In emeyers/SDS100: Tools for the class Introductory Statistics

knitr::opts_chunk$set(echo = TRUE)

SDS100::download_data("gapminder_2007.Rda")

$\$

Load and visualize the data

library(SDS100)


# Get the gapminder data

load("gapminder_2007.Rda")

lifeExp <- gapminder_2007$lifeExp 


# Visualize the data
hist(lifeExp,
     xlab = "Life Expectancy",
     main = "Life Expectancy in difference countries")

$\$

Sample the data and calculate a statistic

# We can use the sample(data_vec, n) to get a sample of length n:
curr_sample <- sample(lifeExp, 10)


# How can we get x-bar from this sample in R? 
mean(curr_sample)

$\$

Sampling distributions

Q: How can we get a full sampling distribution?

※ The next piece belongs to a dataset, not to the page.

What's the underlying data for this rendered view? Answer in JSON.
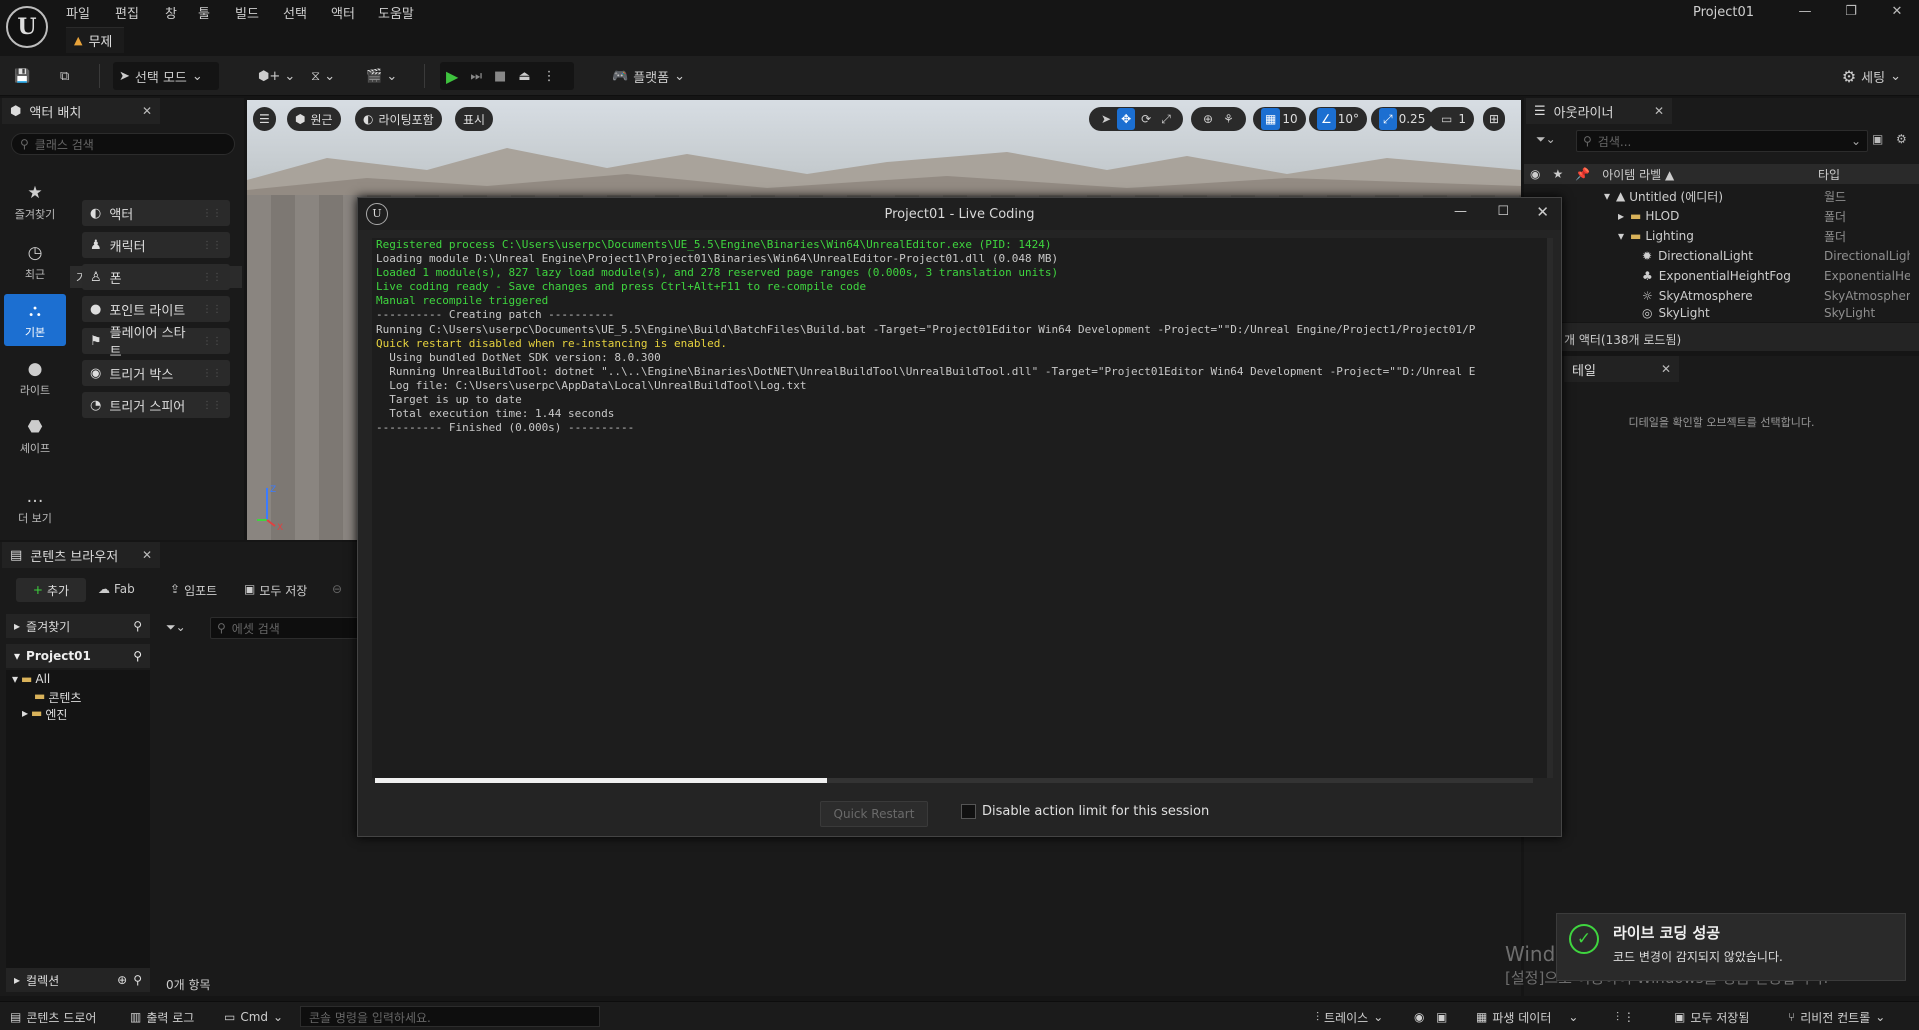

A: Repeat this many times to get an approximation of the sampling distribution If we store the x-bars in a vector, we can then plot the sampling distribution as a histogram

$\$

# we can repeat a process many times using the SDS100 do_it() function

do_it(100)  *  {

  2 + 3

}

$\$

Create a sampling distribution

# Let's create a sampling distribution in R

sampling_dist <- do_it(10000)  *  {

  curr_sample <- sample(lifeExp, 10)  
  mean(curr_sample)

}

hist(sampling_dist)


# these are the same so no bias!
mean(sampling_dist)
mean(lifeExp)     

abline(v = mean(sampling_dist), col = "blue")  # add a vertical line at mu
abline(v = mean(lifeExp), col = "red")  # add a vertical line at mu


# calculate the standard error
sd(sampling_dist)

$\$

Changing the sample size

What happens to the sampling distribution as we change n? Experiment for n = 1, 5, 10, 20

$\$

sampling_dist <- do_it(10000)  *  {

  curr_sample <- sample(lifeExp, 20)  
  mean(curr_sample)  

}

hist(sampling_dist, breaks = 100)

abline(v = mean(lifeExp), col = "red")  # add a vertical line at mu

# calculate the standard error
sd(sampling_dist)